The Leelanau Conservancy has tapped Flowtrack Mountain Bike Trails to design and construct a new biking trail within its Palmer Woods Forest Reserve.
 
Flow trails are defined by the International Mountain Bicycling Association (IMBA) as trails that “take mountain bikers on a terrain-induced roller coaster experience.” By adding features like banked turns and eliminating sharp corners or sudden obstacles, flow trails deliver a smoother and more predictable ride for cyclists.
 
Flow trails are becoming increasingly popular throughout the United States. Until now, though, northern Michigan hasn’t had one. The new Palmer Woods trail will be the Lower Peninsula’s first flow-style trail north of Grand Rapids.
 
“A flow trail, essentially, is constructed in a way that provides gentle uphills and downhills so that you’re using your momentum and gravity to navigate the trail with a lot less pedaling or braking,” says Tom Nelson, Leelanau Conservancy executive director. “It’s an experience that many mountain bike folks love to have.”
 
The Leelanau Conservancy has been working toward this project for more than two years.

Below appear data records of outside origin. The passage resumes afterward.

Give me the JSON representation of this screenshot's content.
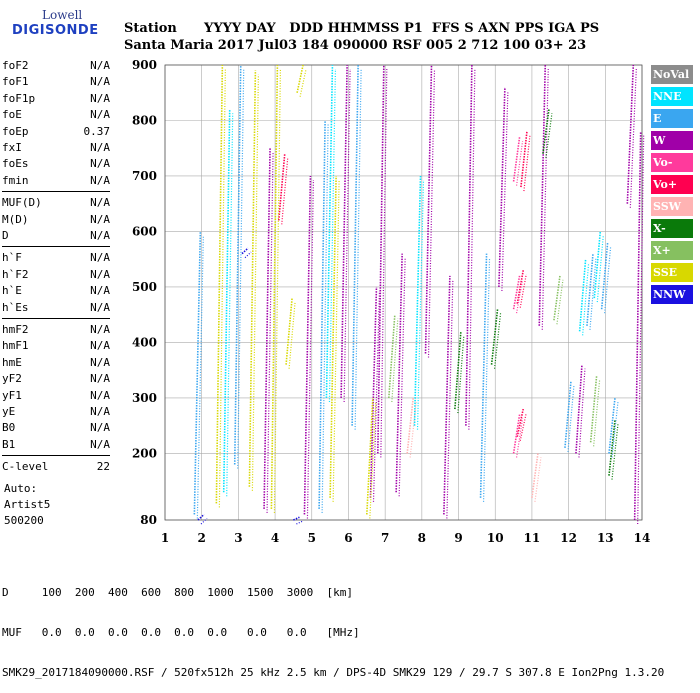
{
  "logo": {
    "top": "Lowell",
    "bottom": "DIGISONDE"
  },
  "header": {
    "labels": "Station      YYYY DAY   DDD HHMMSS P1  FFS S AXN PPS IGA PS",
    "values": "Santa Maria 2017 Jul03 184 090000 RSF 005 2 712 100 03+ 23"
  },
  "left_panel": {
    "group1": [
      {
        "name": "foF2",
        "value": "N/A"
      },
      {
        "name": "foF1",
        "value": "N/A"
      },
      {
        "name": "foF1p",
        "value": "N/A"
      },
      {
        "name": "foE",
        "value": "N/A"
      },
      {
        "name": "foEp",
        "value": "0.37"
      },
      {
        "name": "fxI",
        "value": "N/A"
      },
      {
        "name": "foEs",
        "value": "N/A"
      },
      {
        "name": "fmin",
        "value": "N/A"
      }
    ],
    "group2": [
      {
        "name": "MUF(D)",
        "value": "N/A"
      },
      {
        "name": "M(D)",
        "value": "N/A"
      },
      {
        "name": "D",
        "value": "N/A"
      }
    ],
    "group3": [
      {
        "name": "h`F",
        "value": "N/A"
      },
      {
        "name": "h`F2",
        "value": "N/A"
      },
      {
        "name": "h`E",
        "value": "N/A"
      },
      {
        "name": "h`Es",
        "value": "N/A"
      }
    ],
    "group4": [
      {
        "name": "hmF2",
        "value": "N/A"
      },
      {
        "name": "hmF1",
        "value": "N/A"
      },
      {
        "name": "hmE",
        "value": "N/A"
      },
      {
        "name": "yF2",
        "value": "N/A"
      },
      {
        "name": "yF1",
        "value": "N/A"
      },
      {
        "name": "yE",
        "value": "N/A"
      },
      {
        "name": "B0",
        "value": "N/A"
      },
      {
        "name": "B1",
        "value": "N/A"
      }
    ],
    "clevel": {
      "name": "C-level",
      "value": "22"
    },
    "auto_lines": [
      "Auto:",
      "Artist5",
      "500200"
    ]
  },
  "legend": [
    {
      "label": "NoVal",
      "color": "#8c8c8c"
    },
    {
      "label": "NNE",
      "color": "#00e4ff"
    },
    {
      "label": "E",
      "color": "#3aa6f0"
    },
    {
      "label": "W",
      "color": "#a000a8"
    },
    {
      "label": "Vo-",
      "color": "#ff3a9c"
    },
    {
      "label": "Vo+",
      "color": "#ff0050"
    },
    {
      "label": "SSW",
      "color": "#ffb3b3"
    },
    {
      "label": "X-",
      "color": "#0a7a0a"
    },
    {
      "label": "X+",
      "color": "#86c060"
    },
    {
      "label": "SSE",
      "color": "#d8d800"
    },
    {
      "label": "NNW",
      "color": "#1a10e0"
    }
  ],
  "footer": {
    "line1": "D     100  200  400  600  800  1000  1500  3000  [km]",
    "line2": "MUF   0.0  0.0  0.0  0.0  0.0  0.0   0.0   0.0   [MHz]",
    "line3": "SMK29_2017184090000.RSF / 520fx512h 25 kHz 2.5 km / DPS-4D SMK29 129 / 29.7 S 307.8 E Ion2Png 1.3.20"
  },
  "chart_data": {
    "type": "scatter",
    "x_ticks": [
      "1",
      "2",
      "3",
      "4",
      "5",
      "6",
      "7",
      "8",
      "9",
      "10",
      "11",
      "12",
      "13",
      "14"
    ],
    "y_ticks": [
      "80",
      "200",
      "300",
      "400",
      "500",
      "600",
      "700",
      "800",
      "900"
    ],
    "xlim": [
      1,
      14
    ],
    "ylim": [
      80,
      900
    ],
    "grid": true,
    "legend_position": "right",
    "series": [
      {
        "name": "NNE",
        "color": "#00e4ff",
        "traces": [
          [
            2.6,
            130,
            820
          ],
          [
            5.4,
            300,
            900
          ],
          [
            7.8,
            250,
            700
          ],
          [
            12.3,
            420,
            550
          ],
          [
            12.7,
            480,
            600
          ]
        ]
      },
      {
        "name": "E",
        "color": "#3aa6f0",
        "traces": [
          [
            1.8,
            90,
            600
          ],
          [
            2.9,
            180,
            900
          ],
          [
            5.2,
            100,
            800
          ],
          [
            6.1,
            250,
            900
          ],
          [
            9.6,
            120,
            560
          ],
          [
            11.9,
            210,
            330
          ],
          [
            12.5,
            430,
            560
          ],
          [
            12.9,
            460,
            580
          ],
          [
            13.1,
            200,
            300
          ]
        ]
      },
      {
        "name": "W",
        "color": "#a000a8",
        "traces": [
          [
            3.7,
            100,
            750
          ],
          [
            4.8,
            90,
            700
          ],
          [
            5.8,
            300,
            900
          ],
          [
            6.6,
            120,
            500
          ],
          [
            6.8,
            200,
            900
          ],
          [
            7.3,
            130,
            560
          ],
          [
            8.1,
            380,
            900
          ],
          [
            8.6,
            90,
            520
          ],
          [
            9.2,
            250,
            900
          ],
          [
            10.1,
            500,
            860
          ],
          [
            11.2,
            430,
            900
          ],
          [
            12.2,
            200,
            360
          ],
          [
            13.6,
            650,
            900
          ],
          [
            13.8,
            80,
            780
          ]
        ]
      },
      {
        "name": "Vo+",
        "color": "#ff0050",
        "traces": [
          [
            4.1,
            620,
            740
          ],
          [
            10.6,
            230,
            280
          ],
          [
            10.6,
            470,
            530
          ],
          [
            10.7,
            680,
            780
          ]
        ]
      },
      {
        "name": "Vo-",
        "color": "#ff3a9c",
        "traces": [
          [
            10.5,
            200,
            270
          ],
          [
            10.5,
            460,
            520
          ],
          [
            10.5,
            690,
            770
          ]
        ]
      },
      {
        "name": "SSE",
        "color": "#d8d800",
        "traces": [
          [
            2.4,
            110,
            900
          ],
          [
            3.3,
            140,
            890
          ],
          [
            3.9,
            100,
            900
          ],
          [
            4.3,
            360,
            480
          ],
          [
            4.6,
            850,
            900
          ],
          [
            5.5,
            120,
            700
          ],
          [
            6.5,
            90,
            300
          ]
        ]
      },
      {
        "name": "X-",
        "color": "#0a7a0a",
        "traces": [
          [
            8.9,
            280,
            420
          ],
          [
            9.9,
            360,
            460
          ],
          [
            11.3,
            740,
            820
          ],
          [
            13.1,
            160,
            260
          ]
        ]
      },
      {
        "name": "X+",
        "color": "#86c060",
        "traces": [
          [
            7.1,
            300,
            450
          ],
          [
            11.6,
            440,
            520
          ],
          [
            12.6,
            220,
            340
          ]
        ]
      },
      {
        "name": "NNW",
        "color": "#1a10e0",
        "traces": [
          [
            1.9,
            80,
            90
          ],
          [
            3.1,
            560,
            570
          ],
          [
            4.5,
            80,
            85
          ]
        ]
      },
      {
        "name": "SSW",
        "color": "#ffb3b3",
        "traces": [
          [
            7.6,
            200,
            300
          ],
          [
            11.0,
            120,
            200
          ]
        ]
      }
    ]
  }
}
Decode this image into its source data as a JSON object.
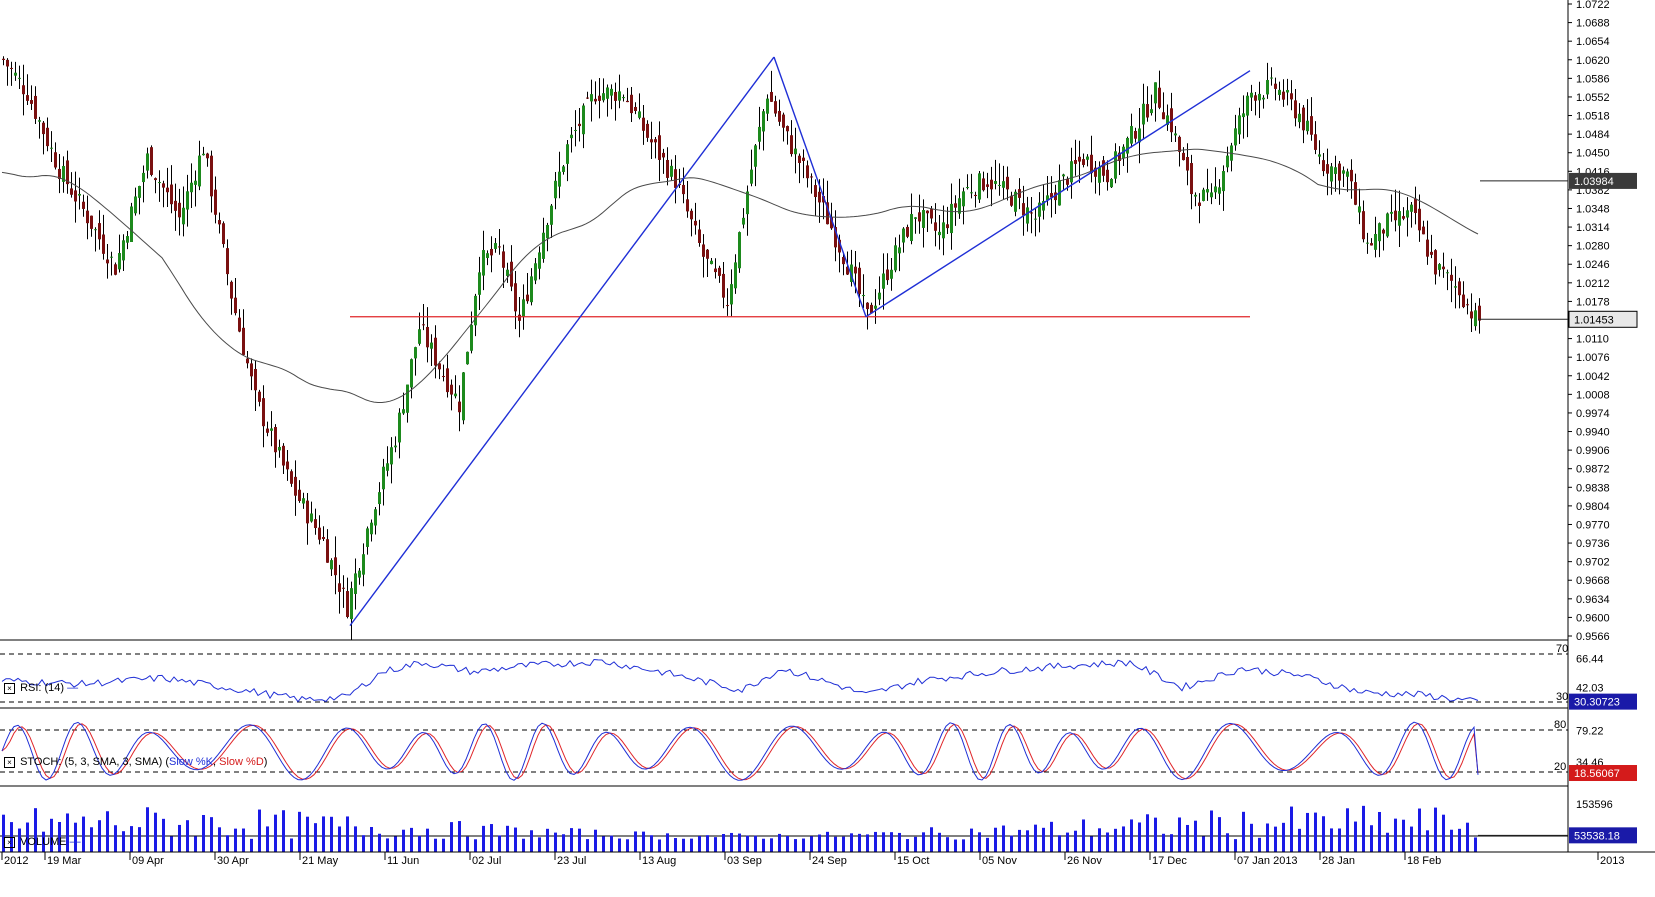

The organization purchased the 721-acre Palmer Woods Forest Reserve in early 2016. Almost immediately, the conservancy started opening trails to the public, most of them converted from old logging roads. These trails were intended for hiking and were groomed for cross-country skiing in the wintertime, but the conservancy had other plans for mountain biking.
 
“Creating a mountain bike trail system was an idea that was on the table from the very beginning, when we were thinking about acquiring the property,” Nelson says. “We took a hard look over the course of a year-plus, just in terms of what would be the most compatible way to do that. We commissioned a master trail plan and made some decisions about having separate use trails, so we would have hiking and cross-country skiing trails separate from the single-track mountain bike trails.”
 
Nelson says the motivation to keep mountain biking separate from hiking was twofold. First, the conservancy wanted to minimize collisions or other interactions between hikers and cyclists. Second, the conservancy wanted to give each group a unique experience. The new flow-style mountain biking trail is the realization of this goal.
 
To plan the trail, the Leelanau Conservancy consulted with Chad Jordan, president of the Northern Michigan Mountain Biking Association (NMMBA), and Cody Sprattmoran, co-founder of Bike Leelanau. Jordan and Sprattmoran brought their ideas and expertise to the table and helped steer the planning process toward a flow trail. They also assisted the Leelanau Conservancy in putting out a call for proposals from mountain bike trail construction companies, and ultimately helped select Flowtrack to helm the project.
 
Flowtrack is based in the Upper Peninsula, but its owner, Matt Belic, is a Traverse City native. Belic  is said to have fallen in love with cycling thanks largely to the Traverse City’s TART Trail system.
 
Flowtrack is expected to break ground on the new trail in late August. The project will be broken up into multiple phases across a three or four-year timeline. Phase one is expected to finish quickly. Nelson says the first three-mile loop of the mountain bike trail should open this fall, with an additional three miles to follow next summer. By the time the entire Palmer Woods trail system is complete in 2021, it will feature more than nine miles of hiking and skiing trails and more than 11 miles of mountain biking trails.
 
Nelson says the cost of the trails will be covered by grants and donations. Phase one, which carries an estimated price tag of $200,000, will be completely covered by gifts from “a small number of donors.” The largest contribution comes from the Edmund F. and Virginia B. Ball Foundation, which has previously awarded grants to several Traverse City and Leelanau nonprofits.